Oracle launches two cloud platforms
26 Oct 2015
Launching an aggressive push for its diversified software solutions and integrated cloud platforms, global software major Oracle yesterday revealed a series of moves to take on its main cloud computing rivals Amazon and Microsoft.
Delivering a remarkable speech at the Oracle's OpenWorld 2015 conference, in San Francisco, executive chairman and chief technology officer Larry Ellison announced two cloud platforms offering high security at a time when private data was the risk of being stolen via cyber attacks.

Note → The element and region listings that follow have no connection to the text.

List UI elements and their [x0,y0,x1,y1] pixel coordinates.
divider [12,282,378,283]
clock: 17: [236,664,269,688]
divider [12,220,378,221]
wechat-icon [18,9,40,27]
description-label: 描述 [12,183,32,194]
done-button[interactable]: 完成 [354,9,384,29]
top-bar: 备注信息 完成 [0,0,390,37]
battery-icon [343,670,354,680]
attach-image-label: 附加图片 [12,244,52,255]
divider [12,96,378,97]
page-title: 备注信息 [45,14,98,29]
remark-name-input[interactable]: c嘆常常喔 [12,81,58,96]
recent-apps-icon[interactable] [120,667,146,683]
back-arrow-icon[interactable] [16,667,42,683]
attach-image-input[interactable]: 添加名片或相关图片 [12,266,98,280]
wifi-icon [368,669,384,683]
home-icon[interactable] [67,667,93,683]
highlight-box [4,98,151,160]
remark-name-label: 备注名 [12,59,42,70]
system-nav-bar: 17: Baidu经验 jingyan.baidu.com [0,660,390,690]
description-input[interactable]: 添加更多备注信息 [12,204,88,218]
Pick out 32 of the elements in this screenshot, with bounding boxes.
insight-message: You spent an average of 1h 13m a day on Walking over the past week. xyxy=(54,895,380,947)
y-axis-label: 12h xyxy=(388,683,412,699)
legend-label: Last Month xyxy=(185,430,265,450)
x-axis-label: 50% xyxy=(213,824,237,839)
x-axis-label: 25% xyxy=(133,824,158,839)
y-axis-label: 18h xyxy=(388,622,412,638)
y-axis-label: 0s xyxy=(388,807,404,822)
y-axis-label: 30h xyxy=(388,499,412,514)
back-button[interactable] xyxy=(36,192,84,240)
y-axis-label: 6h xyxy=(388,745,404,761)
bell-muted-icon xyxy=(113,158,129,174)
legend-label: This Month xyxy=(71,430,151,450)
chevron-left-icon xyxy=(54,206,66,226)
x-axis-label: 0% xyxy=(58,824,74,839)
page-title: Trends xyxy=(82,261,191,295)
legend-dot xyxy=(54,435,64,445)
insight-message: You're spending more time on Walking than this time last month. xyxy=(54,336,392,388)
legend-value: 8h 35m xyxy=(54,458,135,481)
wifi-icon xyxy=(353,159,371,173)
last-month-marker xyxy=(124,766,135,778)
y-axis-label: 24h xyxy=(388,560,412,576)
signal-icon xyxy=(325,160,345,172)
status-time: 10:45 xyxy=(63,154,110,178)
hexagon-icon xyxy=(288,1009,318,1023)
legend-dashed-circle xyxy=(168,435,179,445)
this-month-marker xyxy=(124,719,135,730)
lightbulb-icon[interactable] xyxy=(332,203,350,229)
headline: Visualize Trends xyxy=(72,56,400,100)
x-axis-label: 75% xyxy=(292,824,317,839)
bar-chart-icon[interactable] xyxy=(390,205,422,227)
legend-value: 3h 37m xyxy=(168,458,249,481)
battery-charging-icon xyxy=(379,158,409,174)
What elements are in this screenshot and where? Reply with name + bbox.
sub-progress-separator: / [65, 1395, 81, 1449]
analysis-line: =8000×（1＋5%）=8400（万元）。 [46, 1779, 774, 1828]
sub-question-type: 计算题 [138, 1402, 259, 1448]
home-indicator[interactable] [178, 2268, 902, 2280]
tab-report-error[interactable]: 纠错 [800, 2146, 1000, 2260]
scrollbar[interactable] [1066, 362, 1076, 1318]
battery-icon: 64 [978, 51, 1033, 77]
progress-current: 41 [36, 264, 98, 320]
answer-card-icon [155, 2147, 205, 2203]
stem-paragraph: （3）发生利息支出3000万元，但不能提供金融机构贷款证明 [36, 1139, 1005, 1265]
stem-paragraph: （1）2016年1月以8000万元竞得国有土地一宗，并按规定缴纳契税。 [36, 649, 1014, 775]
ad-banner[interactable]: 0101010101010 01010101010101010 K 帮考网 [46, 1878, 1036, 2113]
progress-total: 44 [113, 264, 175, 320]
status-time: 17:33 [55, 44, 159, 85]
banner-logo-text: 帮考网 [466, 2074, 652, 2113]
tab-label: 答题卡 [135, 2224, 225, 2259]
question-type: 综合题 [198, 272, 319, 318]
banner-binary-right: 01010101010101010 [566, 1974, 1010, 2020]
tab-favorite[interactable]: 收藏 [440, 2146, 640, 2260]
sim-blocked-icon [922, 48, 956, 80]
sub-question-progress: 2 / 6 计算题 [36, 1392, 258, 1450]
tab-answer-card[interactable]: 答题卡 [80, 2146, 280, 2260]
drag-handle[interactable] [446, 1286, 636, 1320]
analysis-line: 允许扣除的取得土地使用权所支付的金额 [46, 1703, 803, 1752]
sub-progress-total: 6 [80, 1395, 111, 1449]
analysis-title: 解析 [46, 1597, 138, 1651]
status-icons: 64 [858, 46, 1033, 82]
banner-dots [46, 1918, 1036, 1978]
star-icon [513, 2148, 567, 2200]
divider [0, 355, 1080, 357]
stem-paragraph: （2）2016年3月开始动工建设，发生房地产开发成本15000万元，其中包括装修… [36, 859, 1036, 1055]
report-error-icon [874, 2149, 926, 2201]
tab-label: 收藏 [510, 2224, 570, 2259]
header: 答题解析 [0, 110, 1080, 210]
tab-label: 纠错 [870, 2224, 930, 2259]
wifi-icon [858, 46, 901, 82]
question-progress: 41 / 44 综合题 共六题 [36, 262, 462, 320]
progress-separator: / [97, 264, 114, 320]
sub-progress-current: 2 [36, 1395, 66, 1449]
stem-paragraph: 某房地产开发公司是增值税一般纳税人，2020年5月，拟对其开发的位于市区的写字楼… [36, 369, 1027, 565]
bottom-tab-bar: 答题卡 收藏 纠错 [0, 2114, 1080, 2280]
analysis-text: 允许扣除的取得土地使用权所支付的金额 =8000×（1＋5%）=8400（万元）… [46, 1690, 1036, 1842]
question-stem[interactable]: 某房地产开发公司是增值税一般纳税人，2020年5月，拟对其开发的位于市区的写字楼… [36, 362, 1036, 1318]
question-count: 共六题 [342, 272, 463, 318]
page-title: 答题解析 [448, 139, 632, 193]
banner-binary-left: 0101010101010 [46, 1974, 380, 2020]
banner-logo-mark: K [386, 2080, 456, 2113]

Even as the new ''Oracle SCM Cloud'' would offer the first complete supply chain and discrete manufacturing with 100 per cent fusion, the ''E-commerce in the CX Cloud'' platform is being offered as complete, integrated modern suite covering customers' requirements across marketing, sales, service and social responsibility.
''Oracle has committed to make its cloud and data platforms easy, performing, compelling and secure. We will lower the costs down and accelerate your power,'' Ellison announced.
''We are building solutions that will take off your workload and give you a better performance,'' he added.
In another move, Ellison announced a new mobile, consumer-like Cloud UI - a state of the art mobile user interface.
''The Java-based mobile platform will always make you connected and able to work. It is a modern tablet and smartphone-friendly platform and will become the best choice among all other mobile platforms available today,'' Ellison told the packed Moscone Centre in the heart of the city.
Oracle, like all the classic IT vendors, is pushing cloud hard as business customers are increasing switching to cloud, ditching their traditional way of buying software and hardware and renting it from companies like Amazon Web Services and Google, instead.
Ellison noted that the cloud computing marketing was actually 15 years old, founded by NetSuite and Salesforce.com (both companies he helped found) and was hitting a growth phase, even thought it was relatively young.
He added, the biggest cloud companies were $6 billion in terms of their cloud business as against $38 billion to $100 billion, the size of today's biggest tech companies.
However revenue size did not matter as the cloud was already changing the tech landscape, he said.
About 20 per cent of Oracle's customers were buying tech via the cloud instead of the traditional way, he said.